Town that is a LCT engine, Briggs are a bit different, Same place but a few more covers need to be removed but not too bad to do.


----------



## Kiss4aFrog (Nov 3, 2013)

Dauntae, good catch !!


.


----------



## Cutter (Mar 29, 2017)

grayhairedfreak said:


> Thank you! Is it critical for me to drain the carb to put the blower in service position if I've already shut off the fuel and ran engine til it stopped? Tank is currently full of stabilized non-ethanol gas. TIA.



I have a 2014 Deluxe 28+ 921037, and even if I have the fuel shutoff switched on, the fuel will still leak from the tank cap.....unless the tank is at less than 1/2 a tank of gas.


----------



## Kiss4aFrog (Nov 3, 2013)

Besides the fuel I'd also make sure you have some cardboard under the engine if you put it in the service position in case some oil leaks out the breather or fill tube. Don't ask how I know :crying:

.


----------



## Town (Jan 31, 2015)

Dauntae said:


> Town that is a LCT engine, Briggs are a bit different, Same place but a few more covers need to be removed but not too bad to do.


Sorry about that. I don't know what the B&S engine looks like on the Ariens, but it may be similar to the one on a 2009 John Deere 1130SE. The attached pics show what that engine looks like and what cover needs to be removed for access to the float bowl. However, on this B&S engine there is no drain plug, the float bowl is attached with 3 screws (combination phillips and straight blade headed screws) that need to be removed. This may have changed to the typical drain screw as on the LCT for the Ariens.

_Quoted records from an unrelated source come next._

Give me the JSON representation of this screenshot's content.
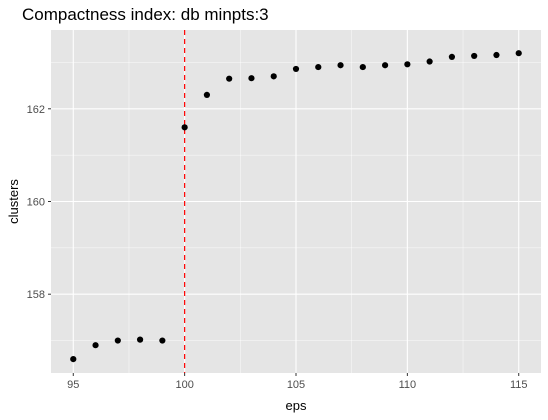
{
  "chart_data": {
    "type": "scatter",
    "title": "Compactness index: db minpts:3",
    "xlabel": "eps",
    "ylabel": "clusters",
    "xlim": [
      94.0,
      116.0
    ],
    "ylim": [
      156.3,
      163.7
    ],
    "x_ticks": [
      95,
      100,
      105,
      110,
      115
    ],
    "y_ticks": [
      158,
      160,
      162
    ],
    "x_tick_labels": [
      "95",
      "100",
      "105",
      "110",
      "115"
    ],
    "y_tick_labels": [
      "158",
      "160",
      "162"
    ],
    "grid": true,
    "legend": "none",
    "reference_line": {
      "axis": "x",
      "value": 100,
      "style": "dashed",
      "color": "#ff0000"
    },
    "points": [
      {
        "x": 95,
        "y": 156.6
      },
      {
        "x": 96,
        "y": 156.9
      },
      {
        "x": 97,
        "y": 157.0
      },
      {
        "x": 98,
        "y": 157.02
      },
      {
        "x": 99,
        "y": 157.0
      },
      {
        "x": 100,
        "y": 161.6
      },
      {
        "x": 101,
        "y": 162.3
      },
      {
        "x": 102,
        "y": 162.65
      },
      {
        "x": 103,
        "y": 162.66
      },
      {
        "x": 104,
        "y": 162.7
      },
      {
        "x": 105,
        "y": 162.86
      },
      {
        "x": 106,
        "y": 162.9
      },
      {
        "x": 107,
        "y": 162.94
      },
      {
        "x": 108,
        "y": 162.9
      },
      {
        "x": 109,
        "y": 162.94
      },
      {
        "x": 110,
        "y": 162.96
      },
      {
        "x": 111,
        "y": 163.02
      },
      {
        "x": 112,
        "y": 163.12
      },
      {
        "x": 113,
        "y": 163.14
      },
      {
        "x": 114,
        "y": 163.16
      },
      {
        "x": 115,
        "y": 163.2
      }
    ],
    "colors": {
      "panel": "#e5e5e5",
      "grid_major": "#ffffff",
      "point": "#000000",
      "reference": "#ff0000",
      "tick_label": "#4d4d4d"
    }
  }
}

Took only a couple of mins to remove the panel and check out the carb and replace everything.


----------



## grayhairedfreak (Oct 15, 2018)

Thanks everyone for the tips! I succeeded in doing my maintenance but did lose some gas as I had tank full and no baster to siphon it out. Fortunately no oil spills. Spent the most time dealing with a leaky grease gun, and finding a level spot on the driveway to level the skid shoes. :-( Hope this experience/memory cuts my time in half next spring.


----------



## Town (Jan 31, 2015)

If you are stuck with a full tank of gas and no way to drain before putting in maintenance position then many have put some plastic film over the tank opening and attach the fuel cap over the top. This will apparently stop leaking from tank, but you will still get leaking from carb although closing the fuel shut off will minimise this.


----------